Port-au-Prince, la mairie fonctionne dans un contexte de précarité extrême. Le financement, pilier vital de son fonctionnement, s’effondre. L’impôt locatif (CFPB), autrefois l’un des rares leviers fiscaux disponibles, ne rapporte plus. Les maisons détruites ou désertées ne génèrent aucun revenu, laissant les caisses quasiment vides.
« Nos recettes ont chuté de façon drastique. Oui, la mairie est instable sur le plan financier, il faut le reconnaître », confie Jean Lournel Léandre, chef du service de communication de la mairie. « Mais cela ne nous empêche pas d’agir. »
Voirie : la priorité d’un redémarrage
Dans ce paysage chaotique, la voirie devient une ligne de front. Loin d’être un simple service technique, elle incarne aujourd’hui l’un des rares signes visibles d’un État local qui persiste. À l’avenue Martin Luther King comme dans d’autres quartiers, des tronçons de route sont en réhabilitation. Des dizaines d’agents sont mobilisés, avec du matériel adapté.
« Nous avons décidé de ne pas rester les bras croisés », affirme M. Léandre.
« Ce service permet non seulement de nettoyer la ville, mais aussi de donner un peu de travail et d’espoir à des familles démunies. »
La voirie, trop souvent reléguée au second plan, devient un levier social dans une capitale à genoux.
Déplacés internes : entre lucidité et solidarité
Face à l’ampleur de la crise humanitaire, la mairie ne cache pas ses limites. Des milliers de personnes vivent aujourd’hui dans des conditions précaires après avoir fui la violence.
« La mairie ne peut pas, à elle seule, reloger les déplacés. Ce serait au-dessus de ses moyens », reconnaît M. Léandre.
« Mais nous faisons notre part : en collaboration avec la Protection civile et certaines ONG, nous acheminons des kits humanitaires vers les familles les plus touchées. »

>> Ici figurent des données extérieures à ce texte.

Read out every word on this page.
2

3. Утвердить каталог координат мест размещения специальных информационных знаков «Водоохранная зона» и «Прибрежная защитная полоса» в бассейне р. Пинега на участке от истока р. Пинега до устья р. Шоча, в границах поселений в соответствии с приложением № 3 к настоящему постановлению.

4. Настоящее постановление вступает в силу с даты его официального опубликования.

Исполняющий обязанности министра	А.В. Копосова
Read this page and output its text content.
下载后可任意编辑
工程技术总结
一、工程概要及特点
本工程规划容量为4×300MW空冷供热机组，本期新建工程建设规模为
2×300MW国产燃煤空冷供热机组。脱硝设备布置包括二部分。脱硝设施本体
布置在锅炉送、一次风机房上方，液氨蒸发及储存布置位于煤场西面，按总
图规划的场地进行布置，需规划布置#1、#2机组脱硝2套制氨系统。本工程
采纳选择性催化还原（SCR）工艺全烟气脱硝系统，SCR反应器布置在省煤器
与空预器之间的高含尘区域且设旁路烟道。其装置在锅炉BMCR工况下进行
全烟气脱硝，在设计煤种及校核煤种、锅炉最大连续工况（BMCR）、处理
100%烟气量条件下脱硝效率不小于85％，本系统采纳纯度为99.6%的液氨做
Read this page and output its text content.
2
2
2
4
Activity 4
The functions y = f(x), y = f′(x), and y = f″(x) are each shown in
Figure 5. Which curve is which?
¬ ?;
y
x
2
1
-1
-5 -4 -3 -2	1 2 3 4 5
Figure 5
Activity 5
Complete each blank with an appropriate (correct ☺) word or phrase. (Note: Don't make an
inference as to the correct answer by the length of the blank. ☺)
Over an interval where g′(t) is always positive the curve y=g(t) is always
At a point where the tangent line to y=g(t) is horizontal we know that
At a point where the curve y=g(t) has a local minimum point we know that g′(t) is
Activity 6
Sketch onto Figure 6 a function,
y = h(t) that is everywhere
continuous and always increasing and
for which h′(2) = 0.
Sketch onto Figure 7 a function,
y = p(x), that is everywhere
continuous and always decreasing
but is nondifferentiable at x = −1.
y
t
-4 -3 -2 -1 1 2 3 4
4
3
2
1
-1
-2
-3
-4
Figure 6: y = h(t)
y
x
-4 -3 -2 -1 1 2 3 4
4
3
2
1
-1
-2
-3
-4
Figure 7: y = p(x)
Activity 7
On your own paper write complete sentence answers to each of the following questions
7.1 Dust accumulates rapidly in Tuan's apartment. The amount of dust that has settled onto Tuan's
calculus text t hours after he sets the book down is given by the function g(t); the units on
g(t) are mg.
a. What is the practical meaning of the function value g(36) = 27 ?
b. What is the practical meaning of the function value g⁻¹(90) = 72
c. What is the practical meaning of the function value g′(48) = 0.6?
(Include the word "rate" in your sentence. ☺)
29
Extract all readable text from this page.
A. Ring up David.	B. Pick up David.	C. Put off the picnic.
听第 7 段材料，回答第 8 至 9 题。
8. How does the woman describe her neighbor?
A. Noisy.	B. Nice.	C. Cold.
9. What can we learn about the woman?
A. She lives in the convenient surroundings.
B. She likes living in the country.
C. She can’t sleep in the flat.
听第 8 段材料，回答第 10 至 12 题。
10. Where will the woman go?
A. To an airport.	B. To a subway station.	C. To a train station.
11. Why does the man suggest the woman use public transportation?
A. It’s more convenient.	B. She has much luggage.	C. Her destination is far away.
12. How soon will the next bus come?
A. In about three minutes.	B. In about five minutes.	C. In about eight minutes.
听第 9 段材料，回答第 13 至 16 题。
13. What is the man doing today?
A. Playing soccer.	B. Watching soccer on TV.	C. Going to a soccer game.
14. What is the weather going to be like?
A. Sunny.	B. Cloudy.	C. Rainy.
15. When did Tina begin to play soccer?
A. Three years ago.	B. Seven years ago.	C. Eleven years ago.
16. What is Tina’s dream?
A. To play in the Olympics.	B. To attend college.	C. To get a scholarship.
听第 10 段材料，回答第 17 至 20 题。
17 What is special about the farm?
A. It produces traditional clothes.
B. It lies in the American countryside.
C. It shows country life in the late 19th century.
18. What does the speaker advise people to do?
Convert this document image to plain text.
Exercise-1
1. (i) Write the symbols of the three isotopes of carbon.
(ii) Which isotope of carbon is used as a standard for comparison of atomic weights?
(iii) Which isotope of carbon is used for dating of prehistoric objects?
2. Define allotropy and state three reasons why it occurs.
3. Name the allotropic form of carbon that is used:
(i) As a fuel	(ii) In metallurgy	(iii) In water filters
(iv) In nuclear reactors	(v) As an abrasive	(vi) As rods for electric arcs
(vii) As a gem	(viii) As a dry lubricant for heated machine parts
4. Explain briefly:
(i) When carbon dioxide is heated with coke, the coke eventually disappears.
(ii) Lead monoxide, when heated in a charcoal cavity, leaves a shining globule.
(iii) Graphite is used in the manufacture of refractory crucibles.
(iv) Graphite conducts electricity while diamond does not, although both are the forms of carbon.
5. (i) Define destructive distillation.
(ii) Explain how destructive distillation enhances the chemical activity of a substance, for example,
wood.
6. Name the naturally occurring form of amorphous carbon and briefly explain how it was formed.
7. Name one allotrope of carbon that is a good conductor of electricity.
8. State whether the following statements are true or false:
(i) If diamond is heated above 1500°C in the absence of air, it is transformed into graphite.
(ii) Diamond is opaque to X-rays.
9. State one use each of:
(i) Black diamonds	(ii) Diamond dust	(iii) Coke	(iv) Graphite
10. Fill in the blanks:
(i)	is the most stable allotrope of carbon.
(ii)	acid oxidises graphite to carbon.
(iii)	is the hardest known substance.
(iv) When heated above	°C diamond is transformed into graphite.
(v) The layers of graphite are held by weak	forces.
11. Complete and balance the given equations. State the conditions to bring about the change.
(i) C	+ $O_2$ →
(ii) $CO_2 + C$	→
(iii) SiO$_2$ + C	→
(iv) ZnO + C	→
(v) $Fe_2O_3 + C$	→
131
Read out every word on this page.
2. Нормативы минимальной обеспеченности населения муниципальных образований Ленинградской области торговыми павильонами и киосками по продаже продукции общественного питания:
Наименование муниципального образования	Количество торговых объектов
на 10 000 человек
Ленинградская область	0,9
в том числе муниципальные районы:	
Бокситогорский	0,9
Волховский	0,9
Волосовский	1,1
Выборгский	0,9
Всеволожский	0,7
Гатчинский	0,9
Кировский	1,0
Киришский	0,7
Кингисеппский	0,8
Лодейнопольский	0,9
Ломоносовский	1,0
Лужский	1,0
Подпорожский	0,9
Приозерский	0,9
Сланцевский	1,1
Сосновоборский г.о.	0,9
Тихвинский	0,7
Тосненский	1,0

La coordination, bien que partielle, montre une volonté d’implication, même sans moyens massifs.
Des employés en poste malgré les dangers
La mairie, située à Canapé-Vert, bénéficie d’un calme relatif, précieux dans le climat actuel. Les employés municipaux continuent de venir travailler chaque jour, parfois au péril de leur sécurité.
« Certains de nos agents sont eux-mêmes déplacés. D’autres doivent franchir des zones sensibles pour rejoindre leur poste. Malgré tout, ils tiennent. C’est un courage qu’on ne peut pas ignorer. »
Les salaires, selon la mairie, continuent d’être versés régulièrement. Une décision que Ralph Youri Chevry considère comme un engagement fondamental envers ceux qui font encore fonctionner la ville.
Réformes annoncées, discrétion revendiquée
Alors que les rumeurs de projets se multiplient, la mairie reste volontairement discrète.
« Pour des raisons stratégiques, nous ne souhaitons pas tout dévoiler », affirme le chef de communication.
« Mais des changements concrets arrivent. Par exemple, nous allons très bientôt régulariser la délivrance du certificat de résidence. Trop d’institutions non compétentes s’en sont emparées. Cela doit redevenir une compétence exclusive de la mairie. »
Un arrêté communal serait en préparation sur ce point.
Un appel à la population : patience et solidarité
Port-au-Prince est une ville meurtrie, fracturée, souvent abandonnée. Mais à la mairie, le message se veut clair : renoncer n’est pas une option.
« Nous savons que tout est loin d’être parfait, mais nous demandons à la population de reconnaître les efforts faits, avec les moyens du bord. Gérer une commune dans un tel contexte est un défi colossal. »
Tenir debout, malgré tout
Face aux gangs, à la misère, à l’absence d’État, la mairie de Port-au-Prince s’accroche. Ce n’est ni une reconstruction miracle ni un plan de redressement spectaculaire. C’est un effort quotidien, modeste mais réel, pour maintenir debout ce qui peut encore l’être.